You can simulate networks with local dependence using the bigergm::simulate_hergm().

# Estimated coefficients for the between-community connections
coef_between_block <- coef(hergm_res$est_between)

# Estimated coefficients for the within-community connections
coef_within_block <- coef(hergm_res$est_within)
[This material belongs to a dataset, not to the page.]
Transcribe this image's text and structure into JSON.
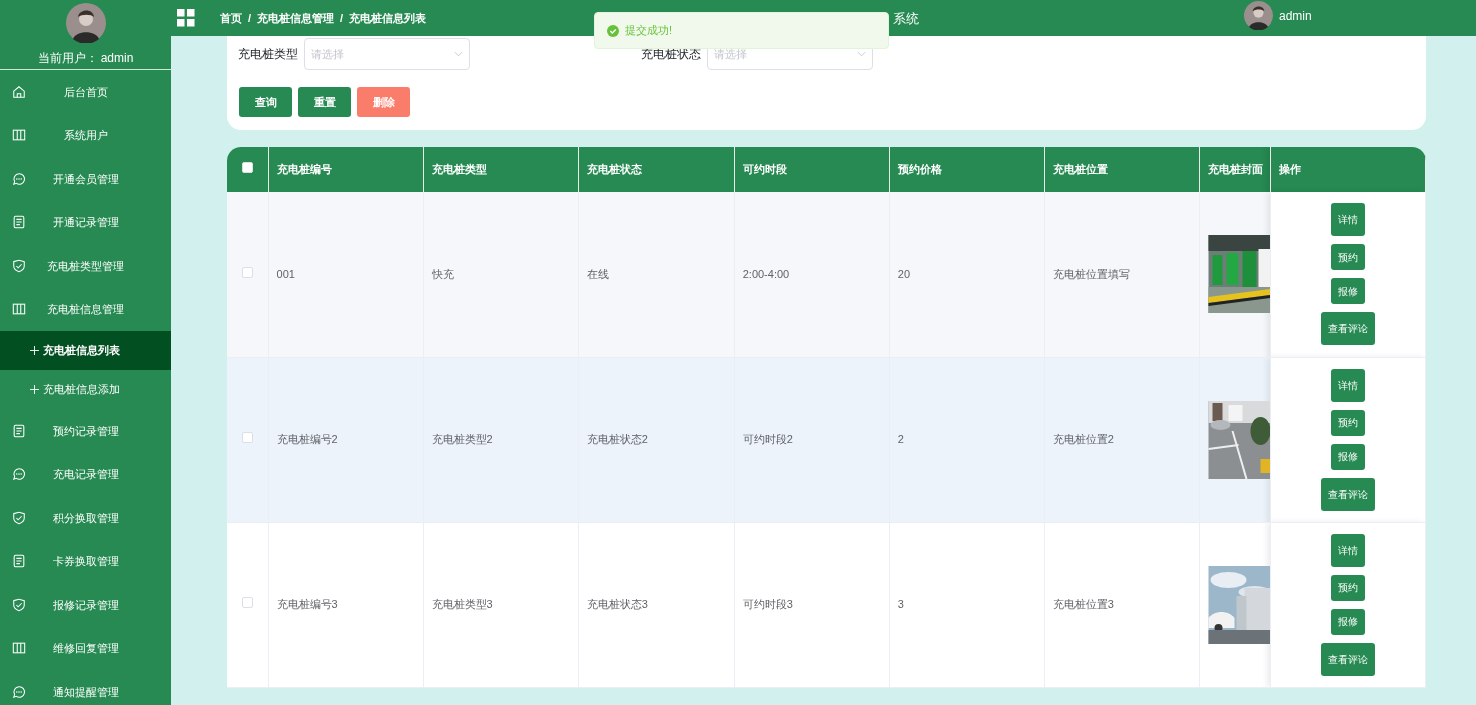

sim_net <- bigergm::simulate_hergm(
  # Formula for between-blocks
  formula_for_simulation = model_formula,
  # Same as for gof, a dataframe containing nodes attributes
  data_for_simulation = nodes_data,
  # Name of the column containing node IDs
  colname_vertex_id = "node_id",
  # Name of the column containing block IDs
  colname_block_membership = "block",
  # The coefficients for the between connections
  coef_between_block = coef_between_block,
   # The coefficients for the within connections
  coef_within_block = coef_within_block,
  # The MCMC settings
  ergm_control = sim_ergm_control,
  # Number of simulations to return
  n_sim = 1,
  # If `stats` a list with network statistics 
  # for the between and within connections is returned
  output = "network",
  # Simulates between connections by drawing from a logistic distribution. 
  # If FALSE, draws between connections by MCMC.
  use_fast_between_simulation = TRUE,
  # The feature adjacency matrices
  list_feature_matrices = list_feature_matrices
)
plot(sim_net)

When you work with large networks

If you would like to estimate an HERGM with a large network (say, when the number of nodes \(\geq\) 50,000):

hergm_res_second <-
  bigergm::hergm(object = hergm_res)

References

Martínez Dahbura, Juan Nelson, Shota Komatsu, Takanori Nishida, and Angelo Mele. 2021. “A Structural Model of Business Card Exchange Networks,” Working Paper. Available at https://arxiv.org/abs/2105.12704.
Schweinberger, Michael, and Mark S Handcock. 2015. “Local Dependence in Random Graph Models: Characterization, Properties and Statistical Inference.” Journal of the Royal Statistical Society B 77 (3): 647–76.
Schweinberger, Michael, and Pamela Luna. 2018. “Hergm: Hierarchical Exponential-Family Random Graph Models.” Journal of Statistical Software 85 (1): 1–39.